Chief Justice Marshall delivered the opinion of the Supreme Court. He noted that by the definition of sovereignty, a state has absolute and exclusive jurisdiction within its own territory but it could also, by implied or express consent, waive jurisdiction.[2] Moreover, Marshall also noted that, under customary international law, jurisdiction was presumed to be waived in a number of situations.
For instance, visiting foreign sovereigns and their diplomatic representatives were generally free from the jurisdiction of domestic courts.[3] Similarly, a state granting permission for a foreign army free passage across its territory generally implied a waiver of jurisdiction over that army.[4] That custom was established so firmly and necessarily for international relations that it would be wrongful for a country to violate it without prior notice.[5]
Marshall further noted that while the right of free passage by an army usually had to be explicitly granted, by maritime custom a nation's ports were presumptively open to all friendly ships. While a nation could close its ports to the warships of another country, it would have to issue some form of declaration to do so. Without such a declaration, a friendly foreign warship could enter a nation's port with its implied consent.[6] Marshall further distinguished the difference between private merchant ships and citizens, who are subject to a nation's jurisdiction when they enter its ports with the nation's implied consent, and military ships.

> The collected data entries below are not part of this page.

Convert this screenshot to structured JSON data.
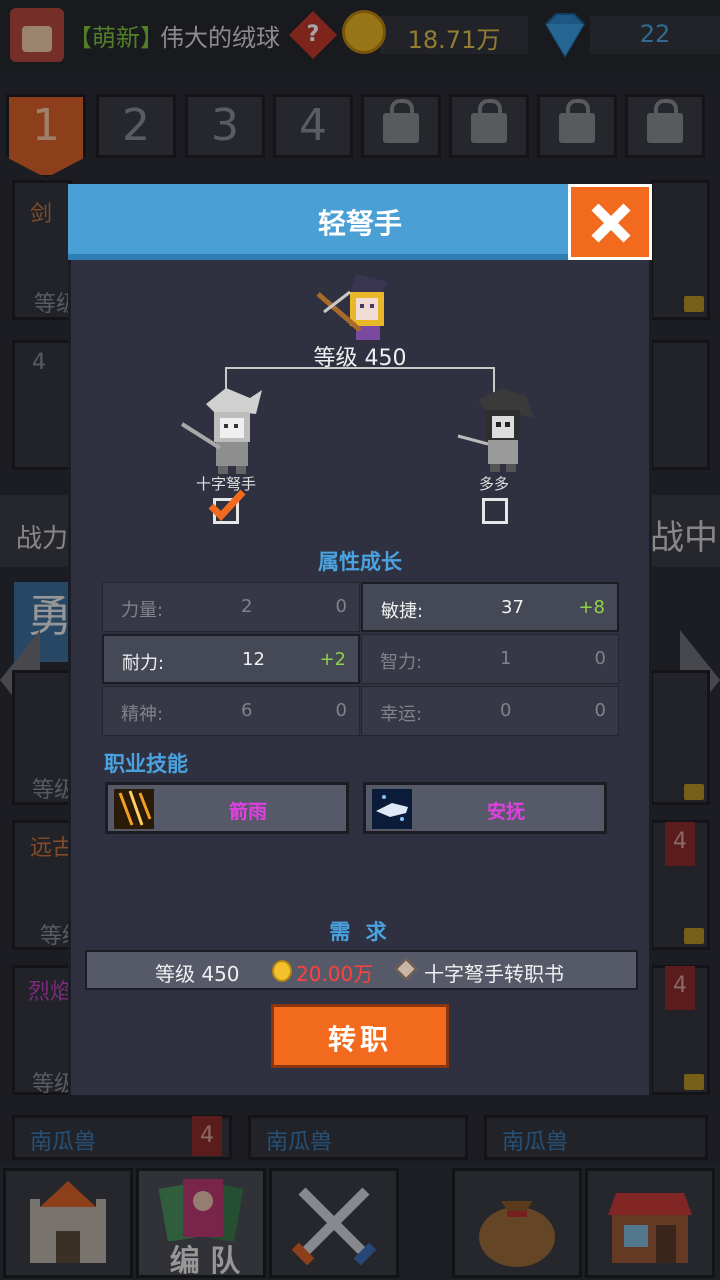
{
  "top_bar": {
    "rank_tag": "【萌新】",
    "player_name": "伟大的绒球",
    "help_icon": "?",
    "gold": "18.71万",
    "gems": "22"
  },
  "team_tabs": [
    "1",
    "2",
    "3",
    "4"
  ],
  "background": {
    "power_label": "战力",
    "battle_label": "战中",
    "brave_label": "勇",
    "row_badges": [
      "4",
      "4",
      "4"
    ],
    "bottom_names": [
      "南瓜兽",
      "南瓜兽",
      "南瓜兽"
    ],
    "slot_number": "4",
    "card_tags": [
      "剑",
      "远古",
      "烈焰"
    ],
    "card_levels": [
      "等级",
      "等级",
      "等级",
      "等级"
    ]
  },
  "bottom_nav": {
    "team_label": "编 队"
  },
  "dialog": {
    "title": "轻弩手",
    "hero_level": "等级 450",
    "branches": [
      {
        "label": "十字弩手",
        "checked": true
      },
      {
        "label": "多多",
        "checked": false
      }
    ],
    "attr_title": "属性成长",
    "attributes": [
      {
        "name": "力量:",
        "value": "2",
        "inc": "0",
        "highlight": false
      },
      {
        "name": "敏捷:",
        "value": "37",
        "inc": "+8",
        "highlight": true
      },
      {
        "name": "耐力:",
        "value": "12",
        "inc": "+2",
        "highlight": true
      },
      {
        "name": "智力:",
        "value": "1",
        "inc": "0",
        "highlight": false
      },
      {
        "name": "精神:",
        "value": "6",
        "inc": "0",
        "highlight": false
      },
      {
        "name": "幸运:",
        "value": "0",
        "inc": "0",
        "highlight": false
      }
    ],
    "skills_title": "职业技能",
    "skills": [
      {
        "label": "箭雨",
        "icon": "arrow-rain-icon"
      },
      {
        "label": "安抚",
        "icon": "soothe-hand-icon"
      }
    ],
    "requirements_title": "需 求",
    "requirements": {
      "level": "等级 450",
      "gold": "20.00万",
      "item": "十字弩手转职书"
    },
    "confirm_label": "转职"
  },
  "colors": {
    "accent_orange": "#f26a1d",
    "header_blue": "#4a9fd4",
    "positive_green": "#8fd14a",
    "cost_red": "#ff4040"
  }
}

Namely, private ships do not carry with them the sovereign status of military ships and the privileges that accompany it.[7]
Therefore, Marshall concluded that "a principle of public [international] law [is] that national ships of war, entering the port of a friendly power open for their reception, are to be considered as exempted by the consent of that power from its jurisdiction."[8]
Applying that analysis to the facts at hand, Marshall found that the courts did not have jurisdiction over the case.[9]
The decision is regarded as the "first definitive statement of the doctrine of foreign state immunity."[10][11] Also, the unwillingness of the Court to find jurisdiction without action by the political branches of government, along with some explicit dicta,[12] led to a tradition of great deference by the courts to official and individual determinations of immunity by the US State Department.[13] That system was not revised in favor of judicial interpretations until the passage of the Foreign Sovereign Immunities Act in 1976.